Witness Rues Backlash Against Fire-Starter: In a new documentary about the 2017 Columbia River Gorge fire, the eyewitness who watched teenagers start it says she feels responsibility for the social media backlash against the 15-year-old fire-starter. "The way that it was written about," Liz Fitzgerald says, "was like, well wait. You are painting a picture like these kids were malicious. They were just clueless." Forest on Fire was filmed by Portlanders Reed Harkness and Heather Hawksford. Harkness says choosing to report the teens is "a huge weight to carry" for Fitzgerald. "She has felt very alone with that," he says. The teenager now owes $36 million in restitution.

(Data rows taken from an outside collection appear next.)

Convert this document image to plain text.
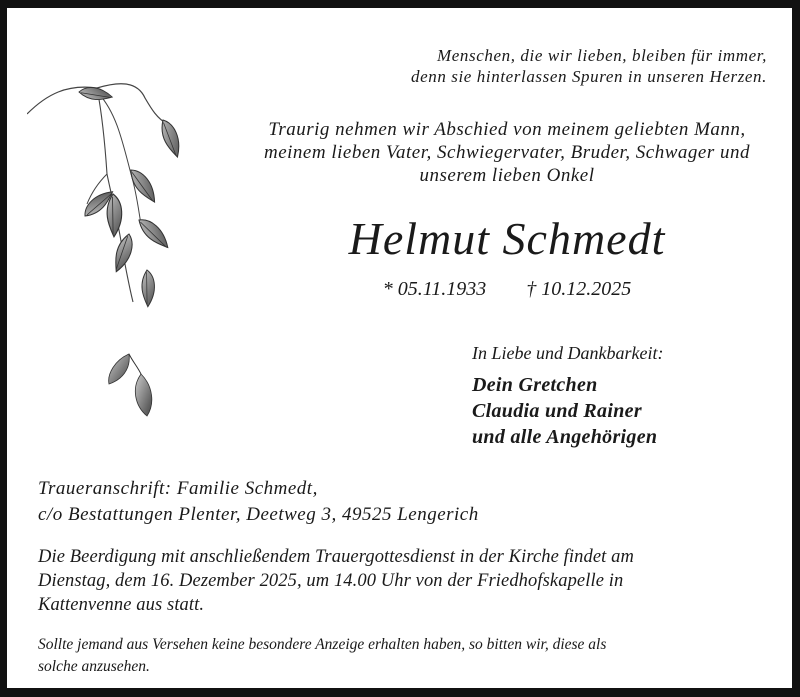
Menschen, die wir lieben, bleiben für immer,
denn sie hinterlassen Spuren in unseren Herzen.

Traurig nehmen wir Abschied von meinem geliebten Mann,
meinem lieben Vater, Schwiegervater, Bruder, Schwager und
unserem lieben Onkel

Helmut Schmedt

* 05.11.1933 † 10.12.2025

In Liebe und Dankbarkeit:

Dein Gretchen
Claudia und Rainer
und alle Angehörigen

Traueranschrift: Familie Schmedt,
c/o Bestattungen Plenter, Deetweg 3, 49525 Lengerich

Die Beerdigung mit anschließendem Trauergottesdienst in der Kirche findet am
Dienstag, dem 16. Dezember 2025, um 14.00 Uhr von der Friedhofskapelle in
Kattenvenne aus statt.

Sollte jemand aus Versehen keine besondere Anzeige erhalten haben, so bitten wir, diese als
solche anzusehen.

Federal Judges block Pirate Hunters: A new ruling by the 9th U.S. Circuit Court of Appeals could hobble lawyers who pursue copyright lawsuits against illegal downloaders. Judge M. Margaret McKeown ruled last week plaintiffs need more than an IP address to pursue suspected pirates. The appeal involved a suit by Oregon copyright lawyer Carl Crowell, who has brought infringement suits against dozens of "John Does" using just their IP addresses ("The Pirate Hunter," WW, Aug. 25, 2015). McKeown writes that alleging someone was subscribed to an IP address was "insufficient" to prove the IP address owner had illegally downloaded a movie. "It's a really good decision for internet subscribers, especially the ones that haven't done any downloading," says David Madden, the defendant's attorney.

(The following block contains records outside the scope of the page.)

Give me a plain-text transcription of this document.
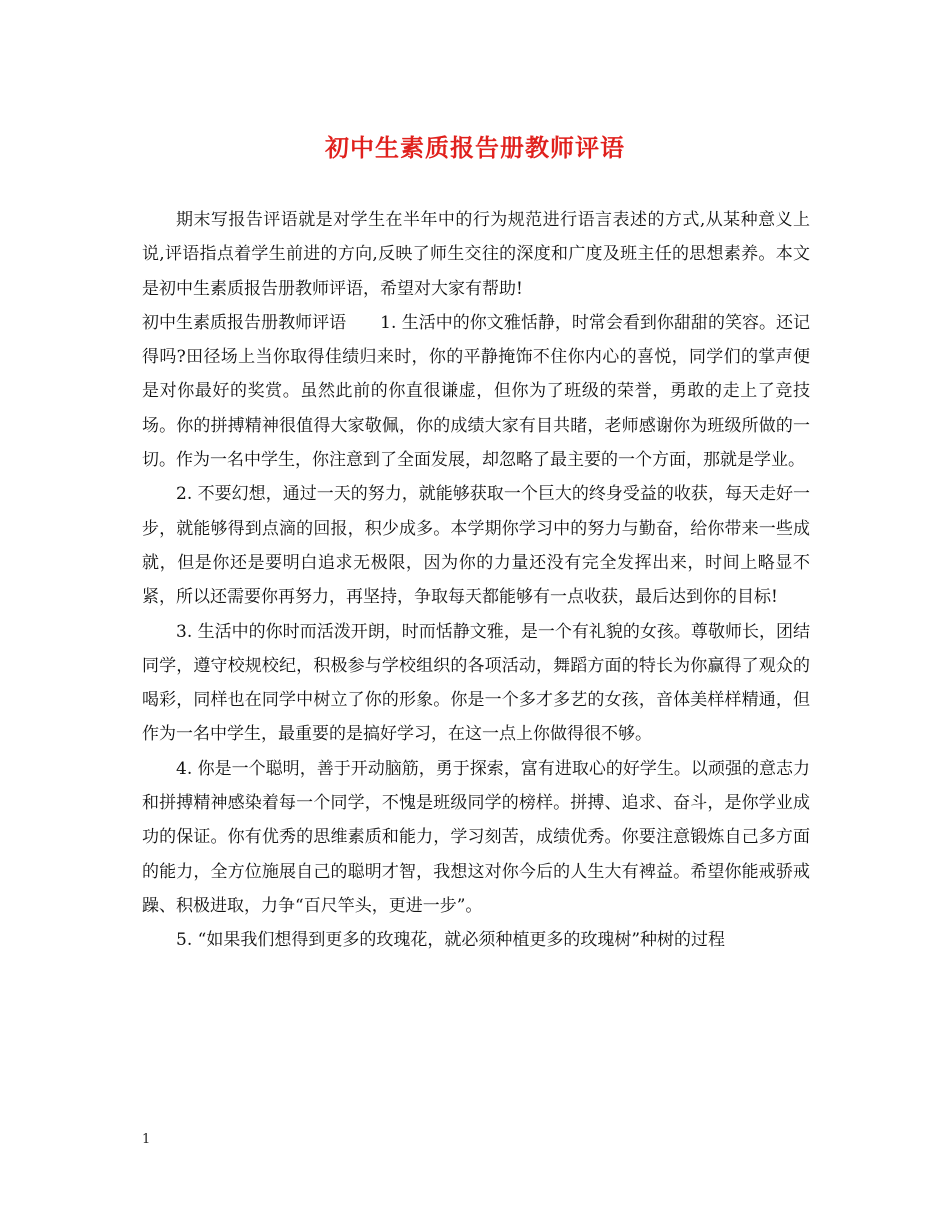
初中生素质报告册教师评语

期末写报告评语就是对学生在半年中的行为规范进行语言表述的方式,从某种意义上说,评语指点着学生前进的方向,反映了师生交往的深度和广度及班主任的思想素养。本文是初中生素质报告册教师评语，希望对大家有帮助!

初中生素质报告册教师评语   1. 生活中的你文雅恬静，时常会看到你甜甜的笑容。还记得吗?田径场上当你取得佳绩归来时，你的平静掩饰不住你内心的喜悦，同学们的掌声便是对你最好的奖赏。虽然此前的你直很谦虚，但你为了班级的荣誉，勇敢的走上了竞技场。你的拼搏精神很值得大家敬佩，你的成绩大家有目共睹，老师感谢你为班级所做的一切。作为一名中学生，你注意到了全面发展，却忽略了最主要的一个方面，那就是学业。

2. 不要幻想，通过一天的努力，就能够获取一个巨大的终身受益的收获，每天走好一步，就能够得到点滴的回报，积少成多。本学期你学习中的努力与勤奋，给你带来一些成就，但是你还是要明白追求无极限，因为你的力量还没有完全发挥出来，时间上略显不紧，所以还需要你再努力，再坚持，争取每天都能够有一点收获，最后达到你的目标!

3. 生活中的你时而活泼开朗，时而恬静文雅，是一个有礼貌的女孩。尊敬师长，团结同学，遵守校规校纪，积极参与学校组织的各项活动，舞蹈方面的特长为你赢得了观众的喝彩，同样也在同学中树立了你的形象。你是一个多才多艺的女孩，音体美样样精通，但作为一名中学生，最重要的是搞好学习，在这一点上你做得很不够。

4. 你是一个聪明，善于开动脑筋，勇于探索，富有进取心的好学生。以顽强的意志力和拼搏精神感染着每一个同学，不愧是班级同学的榜样。拼搏、追求、奋斗，是你学业成功的保证。你有优秀的思维素质和能力，学习刻苦，成绩优秀。你要注意锻炼自己多方面的能力，全方位施展自己的聪明才智，我想这对你今后的人生大有裨益。希望你能戒骄戒躁、积极进取，力争“百尺竿头，更进一步”。

5. “如果我们想得到更多的玫瑰花，就必须种植更多的玫瑰树”种树的过程

1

Morale Lousy at Business Oregon: Gov. Kate Brown on Friday released the results of an investigation into complaints of gender and age discrimination at Business Oregon, the state's economic development agency. Investigators found managers at the agency did not appear to have violated any laws but they also found terrible morale. "There is widespread and strongly felt distrust among the staff," the report said. "Gov. Brown has directed [agency head] Chris Harder to accept all recommendations made by the independent investigators and deliver a plan to implement them in 30 days," says Brown's spokeswoman Nikki Fisher.

Terry Bean Donates in Portland Election: Real estate investor and gay rights leader Terry Bean is once again spending money on local politics. Bean, co-founder of the Human Rights Campaign, was a big national fundraiser for Democratic politicians before his 2015 indictment in Lane County on charges of sexually abusing a 15-year-old boy. Bean offered the alleged victim a $225,000 settlement prior to trial, and when the young man refused to testify, the case was dismissed. Records show that over the past month, Bean has given $3,367 to City Council candidate Jo Ann Hardesty. That's the largest Oregon contribution Bean has made since his legal troubles began and among Hardesty's largest contributions. "Terry Bean and I met in the early '90s, when I stood in solidarity with our LGBT community, which was under attack," Hardesty says. "[And] I'm a longtime advocate of 'ban the box' and allowing every community member an opportunity to make amends and re-engage in their communities. For Terry Bean, that means politics."